By 2013, IDC forecasts that worldwide shipments of smartphones will surpass 390 million units, growing at a compound annual growth rate (CAGR) of 20.9% for the 2009?2013 forecast period.
In a market that was once dominated by a handful of pioneers, such as BlackBerry, Symbian, and Windows Mobile, newcomers touting open standards (Android) and intuitive design and navigation (Mac OS X and webOS) have garnered strong end-user and handset vendor interest, the IDC report claims.
"Mobile operating systems have become the key ingredient in the highly competitive mobile device market. Although the overall look and feel of the device will still play an important role in the buying process, the wrong choice of operating system coupled with an awkward user interface can mean the difference between success and failure," says Stephen D. Drake, vice president, Mobility and Telecom.
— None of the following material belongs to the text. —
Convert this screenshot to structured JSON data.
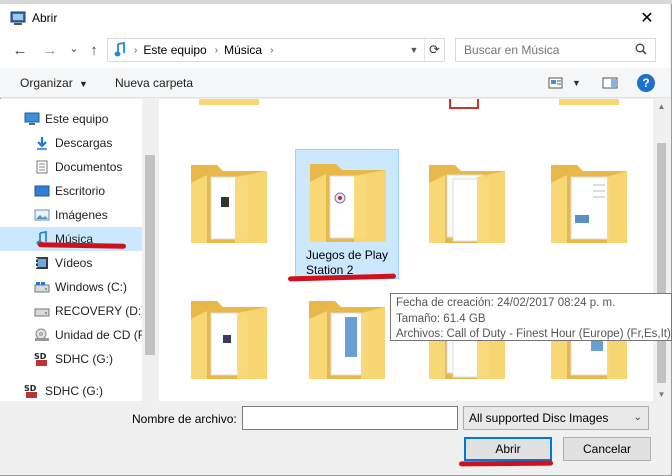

According to the latest IDC market outlook, Symbian will retain its leadership position worldwide throughout the forecast period. Due primarily to the strength of Nokia in markets outside of the United States, Symbian continues to lead all other mobile operating systems.
Android will experience the fastest growth of any mobile operating system, the report claims. Starting from a very small base of just 690,000 units in 2008, total Android-powered shipments will reach 68.0 million units by 2013, making for a CAGR of 150.4%. Android will benefit from having a growing footprint of handset vendors supporting it and will finish second to Symbian in shipments by 2013, the report indicates.
Linux and webOS shipments will struggle throughout the forecast period. Shipments of Linux-powered devices will trend down due to greater emphasis on the Android platform but will not disappear entirely as some vendors will continue to support it. Palm's webOS, despite growing steadily, will capture limited market share due to limited deployment and availability of devices across multiple carriers.